Cuando Cuitláhuac García llegó al palacio de gobierno en diciembre de 2018 su alegre camarilla de valets, comparsas y colaboradores dio a conocer la frase coloquial que en ese tiempo caracterizaba al “doctor” e ingeniero principal del palacio y de su gabinete, que desde entonces pintaba el desorden e irresponsabilidad que había llegado como plaga atanasiesca a Veracruz: “Es viernes y llega sabadaba”.
Con Patrocinio en la oficina de enfrente, inventaron a los cortadores de maleza en avenidas y distribuidores, para darle “actividad oficial” al peculiar fin de semana del jefe. Así fue como surgieron aquellos afilados machetes que vestirían el fin de semana dancístico del “sabadaba” cuitlahuista.
Y comenzaron las inteligentísimas restructuraciones de la deuda estatal, la aletargada planeación de su obra cumbre y la sublime estrategia para resolver el problema de la vialidad en la capital del estado, se ufanaba el Cui. Recordemos aquel fantástico tren urbano de Xalapa que fue el mejor rollo sexenal, junto a la “honestidad” que por 10 o 15 veces vino a endilgarle el jefe López Obrador como medallitas de kínder al doctoral bailarín del Macuiltépec.
Y en ese idílico tiempo en 4T, con pausa y sin prisa, empezaron a notarse las obrotas planteadas en sesudos cenáculos: el acuario se rebautizó como Acuarium de Veracruz y la restauración del estadio de los tiburones rojos en el puerto jarocho, y en Xalapa, el nido del halcón cuitlahuista (porque ya había uno en el campus de la UV), el puente de Las Trancas y el pomposo puente Heberto Castillo, ambos sobre la avenida Lázaro Cárdenas.

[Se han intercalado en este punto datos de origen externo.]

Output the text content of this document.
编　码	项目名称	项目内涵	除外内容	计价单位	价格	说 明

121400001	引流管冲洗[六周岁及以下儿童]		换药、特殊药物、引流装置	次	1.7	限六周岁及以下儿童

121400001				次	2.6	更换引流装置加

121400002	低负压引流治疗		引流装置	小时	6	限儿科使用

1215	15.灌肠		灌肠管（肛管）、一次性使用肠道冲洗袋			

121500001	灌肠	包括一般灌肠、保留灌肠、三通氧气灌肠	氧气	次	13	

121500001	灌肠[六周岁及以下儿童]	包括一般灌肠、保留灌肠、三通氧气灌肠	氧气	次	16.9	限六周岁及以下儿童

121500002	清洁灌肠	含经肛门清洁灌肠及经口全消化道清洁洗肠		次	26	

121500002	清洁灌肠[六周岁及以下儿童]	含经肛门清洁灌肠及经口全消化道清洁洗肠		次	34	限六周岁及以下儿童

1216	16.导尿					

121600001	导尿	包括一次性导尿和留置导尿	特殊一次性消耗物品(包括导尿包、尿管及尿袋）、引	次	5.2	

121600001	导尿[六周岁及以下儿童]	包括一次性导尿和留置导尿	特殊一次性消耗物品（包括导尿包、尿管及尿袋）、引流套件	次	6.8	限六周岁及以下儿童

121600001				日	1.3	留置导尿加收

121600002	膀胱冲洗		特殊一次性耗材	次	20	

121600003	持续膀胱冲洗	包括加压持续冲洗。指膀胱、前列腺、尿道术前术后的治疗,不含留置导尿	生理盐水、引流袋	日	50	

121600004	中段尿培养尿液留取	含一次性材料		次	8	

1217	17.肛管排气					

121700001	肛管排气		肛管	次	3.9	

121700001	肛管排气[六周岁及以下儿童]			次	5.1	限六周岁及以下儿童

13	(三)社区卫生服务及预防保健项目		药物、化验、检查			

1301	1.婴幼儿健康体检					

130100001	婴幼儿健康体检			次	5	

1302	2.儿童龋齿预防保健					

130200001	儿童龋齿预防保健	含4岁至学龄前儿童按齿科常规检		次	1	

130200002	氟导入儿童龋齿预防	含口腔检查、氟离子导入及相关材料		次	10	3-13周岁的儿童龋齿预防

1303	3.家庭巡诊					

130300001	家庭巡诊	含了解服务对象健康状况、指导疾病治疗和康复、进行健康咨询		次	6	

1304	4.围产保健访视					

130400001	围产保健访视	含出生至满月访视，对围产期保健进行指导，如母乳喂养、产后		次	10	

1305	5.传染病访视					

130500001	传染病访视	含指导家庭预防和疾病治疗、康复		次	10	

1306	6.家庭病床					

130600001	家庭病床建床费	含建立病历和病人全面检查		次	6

Paralelamente, la familia en el poder, el atanasiato en todas sus ramas, comenzó a apoderarse de la estructura de gobierno, con las damas Cayetano y su parentela en modo ajonjolí de todos los moles y posiciones de alto rango. Al mismo tiempo, las colonias del Cerro de Macuiltépec en los dominios de Atanasio García, comenzaron a recibir pavimentaciones y a embellecer edificaciones diversas, una especie de gentrificación color guinda, para embeleso de los orgullosos creadores del PRD.
Y continuaron los meses hasta las semanas de la víspera horrorosa de noviembre de 2024. Un pillo de colchones que se había adueñado del despacho de Cuitláhuac, que comenzó a tirarle mordiscos y dentelladas al Acuarium, donde la obrota de remodelación que ordenó Sergio Rodríguez, sufrió la caída de un enorme colado que salió en todos los periódicos. Una cuenta pendiente que no será olvidada por nadie en la ciudad de Veracruz.
El estadio tiburón en la vergüenza total, mostrando las deficiencias, fallas y locuras del rediseño, además de los sobrecostos evidentes, después reconocidos por la propia Auditoría Superior de la Federación.
El Nido del Halcón o mejor, el Nido Macuiltépec de García, de carácter interminable, con presupuesto triplicado y donde, como ya recomiendan, habrá que hacer una revisión del diseño estructural y un peritaje de protección civil antes de meterle espectadores y conciertos.
Esta obra que indebidamente ejecutó el Instituto de Espacios Educativos, pondrá a sufrir al director que firmó los contratos, ya que su participación está fuera de la ley, a decir de diversos abogados especialistas en administración pública. Firmar sin tener facultades legales puede ser motivo de una denuncia y hasta de encarcelamiento por incumplimiento del deber legal.
Y ahora en Xalapa, también, el “espectacular” Puente Joroba, anteriormente denominado Puente de Las Trancas, que, cuentan algunos constructores, se acaba de fracturar, y que está ocasionando agobiantes problemas de tráfico e inseguridad al viajero, es otra de las obrotas del cuitlahuismo cerrero. Una obra contratada a un empresario de quién sabe qué o cuál expertís, que evidentemente poco conoce de la verdadera obra pública. Este señor no imagina en qué brete metió a su protector Cuitláhuac.
Pero además de las obrotas de Cuitláhuac y sus jugosos dividendos en metálico, a ver si alguien aclara en qué se gastó el endeudamiento que acaban de descubrirle a Cuitláhuac, quien se llenó la boca asegurando que él no había endeudado a Veracruz, como sus antecesores.
Las obrotas de seis años de faramallas, xantolos, mascaradas y festivalitos insulsos se acabaron. Con los descubrimientos de irregularidades terminó su aura de honestidad que algunos bien intencionados le creyeron a AMLO. Sheinbaum sabrá si lo mantiene en el gas o si merece otro destino entre barrotes y garrotes.